Зеленый овал Центрального парка – остров на острове – будет жить. Потому что есть на нем живая земля, впитывающая струи дождя, и есть солнце, греющее эту землю. Сначала высоко поднимется здесь трава и будут падать в нее семена деревьев и кустов, а птицы принесут другие семена. Пройдет два года, пройдет три года, и молодые гибкие побеги новых деревьев появятся на этой земле. Пройдет двадцать лет, и уже непроходимыми джунглями молодой поросли станут они, и каждое дерево будет стремиться к солнцу, расти ввысь, чтобы кроны братьев не застилали света. И неприхотливые ясень и тополь – те, кто всегда жили и рождались на этой земле, – станут расти быстрее и лишат влаги и света нежные растения, посаженные здесь человеком. И уже не найдешь здесь дорожки для верховой езды; толстый ковер прелой листвы укроет тропинки. Приходите сюда через сто лет и попадете в настоящий лес, и никогда не мелькнет мысль, что когда-то давно здесь были люди, разве что арка над туннелем, ставшим странной пещерой, напомнит о них. И будет тогда олень бродить в чаще, и дикий кот охотиться на кролика, и окунь резвиться в озере.

Высокие витрины магазинов моды, а в них единственные обитатели – застывшие в нелепых позах, одетые в легкомысленные одежды, сверкая поддельными бриллиантами – мертвые куклы-манекены. И не было другой жизни на Пятой авеню – лежала она перед ним безлюдная и покойная, как главная улица Подунка ранним воскресным утром. Витрины большого ювелирного магазина зияли провалами разбитых стекол. «Бедняга, – думал Иш. – Надеюсь, он хоть нашел их приятными на вкус… Нет, наверное, он из тех, кто любит красивые камни только за то, что они красивые. Он, наверное, похож на ребенка, собирающего камешки в прибрежной волне песчаного пляжа. Если со всеми своими рубинами и сапфирами он умер счастливым, мир праху его». – Одна маленькая неприятная деталь нарушала безмолвную идиллию Пятой авеню.

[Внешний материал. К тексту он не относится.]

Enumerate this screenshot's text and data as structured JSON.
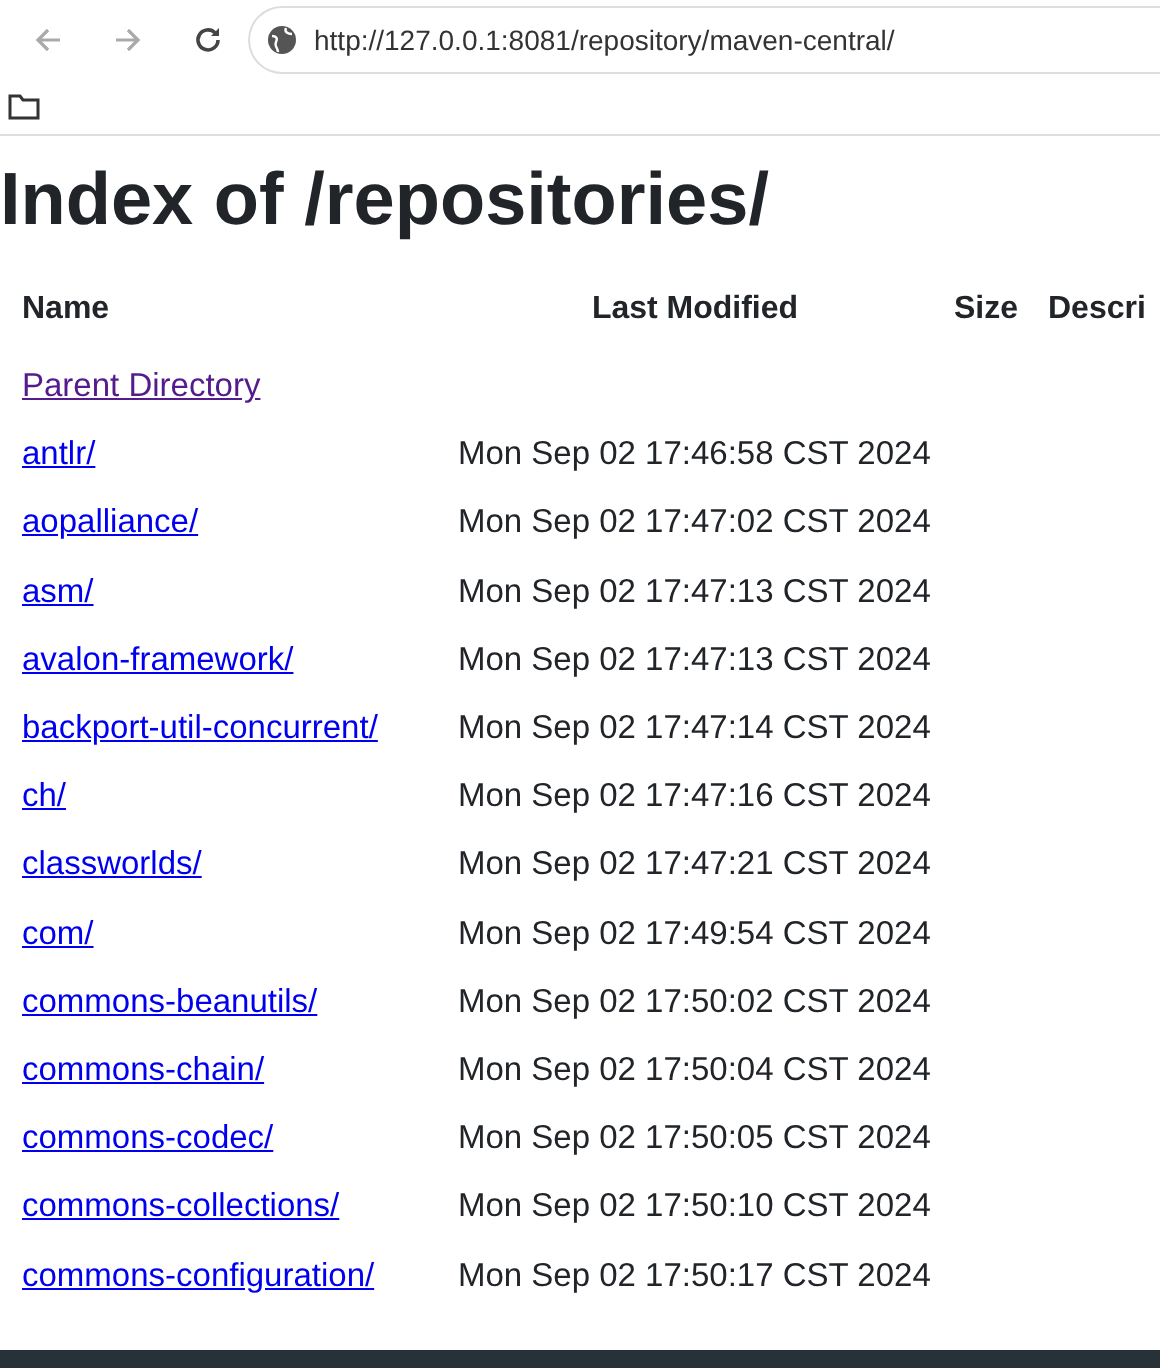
{
  "browser": {
    "url": "http://127.0.0.1:8081/repository/maven-central/"
  },
  "heading": "Index of /repositories/",
  "table": {
    "columns": [
      "Name",
      "Last Modified",
      "Size",
      "Descri"
    ],
    "rows": [
      {
        "name": "Parent Directory",
        "modified": "",
        "visited": true
      },
      {
        "name": "antlr/",
        "modified": "Mon Sep 02 17:46:58 CST 2024",
        "visited": false
      },
      {
        "name": "aopalliance/",
        "modified": "Mon Sep 02 17:47:02 CST 2024",
        "visited": false
      },
      {
        "name": "asm/",
        "modified": "Mon Sep 02 17:47:13 CST 2024",
        "visited": false
      },
      {
        "name": "avalon-framework/",
        "modified": "Mon Sep 02 17:47:13 CST 2024",
        "visited": false
      },
      {
        "name": "backport-util-concurrent/",
        "modified": "Mon Sep 02 17:47:14 CST 2024",
        "visited": false
      },
      {
        "name": "ch/",
        "modified": "Mon Sep 02 17:47:16 CST 2024",
        "visited": false
      },
      {
        "name": "classworlds/",
        "modified": "Mon Sep 02 17:47:21 CST 2024",
        "visited": false
      },
      {
        "name": "com/",
        "modified": "Mon Sep 02 17:49:54 CST 2024",
        "visited": false
      },
      {
        "name": "commons-beanutils/",
        "modified": "Mon Sep 02 17:50:02 CST 2024",
        "visited": false
      },
      {
        "name": "commons-chain/",
        "modified": "Mon Sep 02 17:50:04 CST 2024",
        "visited": false
      },
      {
        "name": "commons-codec/",
        "modified": "Mon Sep 02 17:50:05 CST 2024",
        "visited": false
      },
      {
        "name": "commons-collections/",
        "modified": "Mon Sep 02 17:50:10 CST 2024",
        "visited": false
      },
      {
        "name": "commons-configuration/",
        "modified": "Mon Sep 02 17:50:17 CST 2024",
        "visited": false
      }
    ]
  }
}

– «Лежит труп в хорошем состоянии, – отметил он. – Пятая авеню даже труп сделает прекрасным». Встревоженные шумом единственного мотора, со ступеней Рокфеллер-центра взлетели голуби. Без видимой цели, повинуясь лишь непонятному капризу, на углу Сорок первой он вышел из машины, остановив ее на самой середине авеню. Он шел по восточной части улицы и поражался, какими широкими стали ее тротуары. Вошел в Центральный вокзал и замер ничтожным карликом среди неохватных пространств исполинских размеров зала.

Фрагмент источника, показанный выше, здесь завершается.